10kivirahn-65510476Parce qu'il y a des livres qu'on vous recommande chaudement, parce que vous les mettez dans un coin de votre tête, et parce que ces mêmes livres vous arrivent dans la main au moment où vous en avez le plus besoin, on en viendrait presque à penser que certaines choses ne se produisent pas par hasard. L'homme qui savait la langue des serpents m'est arrivé au moment où j'en avais le plus besoin.

J'avais besoin de fantaisie, d'imaginaire, d'une épopée digne des plus grandes sagas scandinaves, de magie, de poésie, d'animaux fabuleux et d'une œuvre qui me fasse réfléchir.
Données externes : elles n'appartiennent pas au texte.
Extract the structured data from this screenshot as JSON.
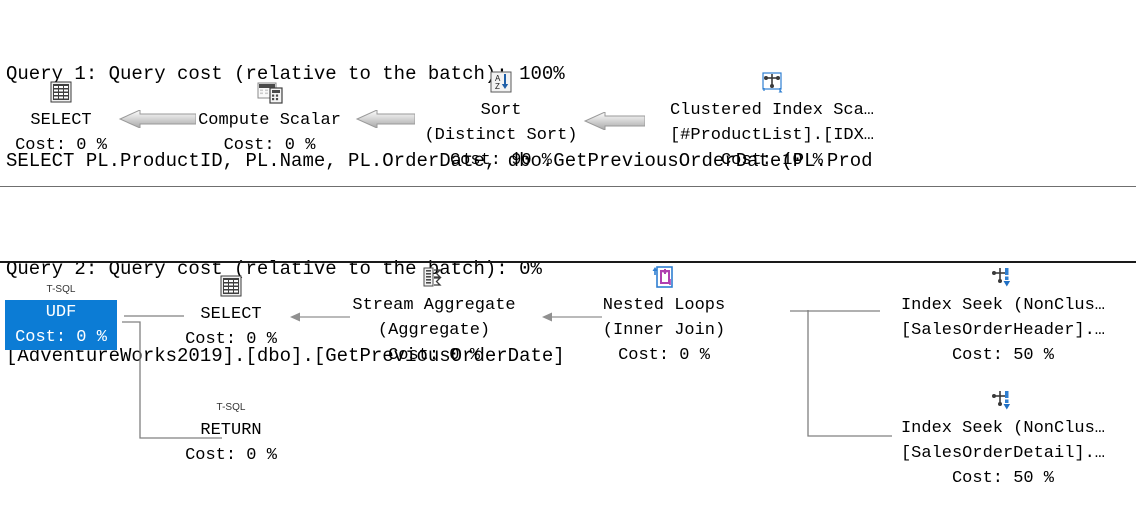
{
  "app": {
    "kind": "sql-execution-plan",
    "selection_color": "#0c7cd5"
  },
  "query1": {
    "header_line1": "Query 1: Query cost (relative to the batch): 100%",
    "header_line2": "SELECT PL.ProductID, PL.Name, PL.OrderDate, dbo.GetPreviousOrderDate(PL.Prod",
    "nodes": [
      {
        "id": "select",
        "icon": "result-grid-icon",
        "label": "SELECT",
        "sub": "",
        "cost": "Cost: 0 %"
      },
      {
        "id": "compute-scalar",
        "icon": "compute-scalar-icon",
        "label": "Compute Scalar",
        "sub": "",
        "cost": "Cost: 0 %"
      },
      {
        "id": "sort",
        "icon": "sort-az-icon",
        "label": "Sort",
        "sub": "(Distinct Sort)",
        "cost": "Cost: 90 %"
      },
      {
        "id": "clustered-index-scan",
        "icon": "clustered-index-scan-icon",
        "label": "Clustered Index Sca…",
        "sub": "[#ProductList].[IDX…",
        "cost": "Cost: 10 %"
      }
    ]
  },
  "query2": {
    "header_line1": "Query 2: Query cost (relative to the batch): 0%",
    "header_line2": "[AdventureWorks2019].[dbo].[GetPreviousOrderDate]",
    "nodes": [
      {
        "id": "udf",
        "icon": "tsql-badge",
        "badge": "T-SQL",
        "label": "UDF",
        "sub": "",
        "cost": "Cost: 0 %",
        "selected": true
      },
      {
        "id": "select",
        "icon": "result-grid-icon",
        "label": "SELECT",
        "sub": "",
        "cost": "Cost: 0 %"
      },
      {
        "id": "stream-aggregate",
        "icon": "stream-aggregate-icon",
        "label": "Stream Aggregate",
        "sub": "(Aggregate)",
        "cost": "Cost: 0 %"
      },
      {
        "id": "nested-loops",
        "icon": "nested-loops-icon",
        "label": "Nested Loops",
        "sub": "(Inner Join)",
        "cost": "Cost: 0 %"
      },
      {
        "id": "index-seek-header",
        "icon": "index-seek-icon",
        "label": "Index Seek (NonClus…",
        "sub": "[SalesOrderHeader].…",
        "cost": "Cost: 50 %"
      },
      {
        "id": "index-seek-detail",
        "icon": "index-seek-icon",
        "label": "Index Seek (NonClus…",
        "sub": "[SalesOrderDetail].…",
        "cost": "Cost: 50 %"
      },
      {
        "id": "return",
        "icon": "tsql-badge",
        "badge": "T-SQL",
        "label": "RETURN",
        "sub": "",
        "cost": "Cost: 0 %"
      }
    ]
  }
}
J'avais besoin qu'Andrus Kivirähk et les Éditions Attila me racontent l'histoire de Leemet, le dernier Estonien. Leemet est le seul descendant mâle de son peuple des bois. "Il n'y a plus personne dans la forêt". Les gens sont partis dans le village voisin, où on leur donne des outils modernes pour fabriquer une mousse dure au goût désagréable qu'ils appellent "pain", on leur donne un nouveau nom, de nouveaux dieux en qui croire. Leemet est le dernier. Son oncle lui a durement appris la langue des serpents, qui permet de discuter avec les vipères royales, d'attirer le gibier et se garantir ainsi un bon gigot sur la table du dîner, et de communier avec la nature environnante. Libres dans une forêt idyllique, on peut encore tomber amoureuse et se marier avec un ours, hiberner avec les serpents, se battre sans jambes, rencontrer une salamandre qui vole dans les cieux ou un poisson pluricentenaire las de la vie. On y rencontre des personnages fantasques, qu'on apprendra à aimer ou à détester, du sympathique couple d’anthropopithèques éleveurs de poux au Sage dérangé qui vit dans le même état de fanatisme religieux que les villageois qu'il déteste tant. Leemet évolue et se cherche dans ce monde qui finit sa mutation et qui se modifie de l'intérieur, comme un serpent qui mue et qui rejette son ancienne peau avec dégoût. Il sait qu'il sera le dernier, et viendra un temps où il n'aura plus rien à perdre. Rien n'est beau ou laid, noir ou blanc. Il n'y a pas de gentils ni de méchants, il y a juste des gens et des temps qui changent, des témoins, des réminiscences du passé. A vous de décider si vous voulez les garder ou les anéantir. L'homme qui savait la langue des serpents, c'est une histoire de solitude face au passage du temps, d'une solitude extrême car vous vous savez être le dernier de tout, de votre peuple, de votre histoire, de votre mémoire. Œuvre philosophique autant que pamphlet politique et économique sur le "progrès", une écriture élégante, délicate au service d'une narration parfaite, traduite et postfacée de main de maître par le traducteur Jean-Pierre Minaudier, voilà une fable poétique à la fois drôle et triste, qui donnerait presque envie de se rouler en boule dans un sous-bois, de remonter le temps et vous demander d'où vous venez.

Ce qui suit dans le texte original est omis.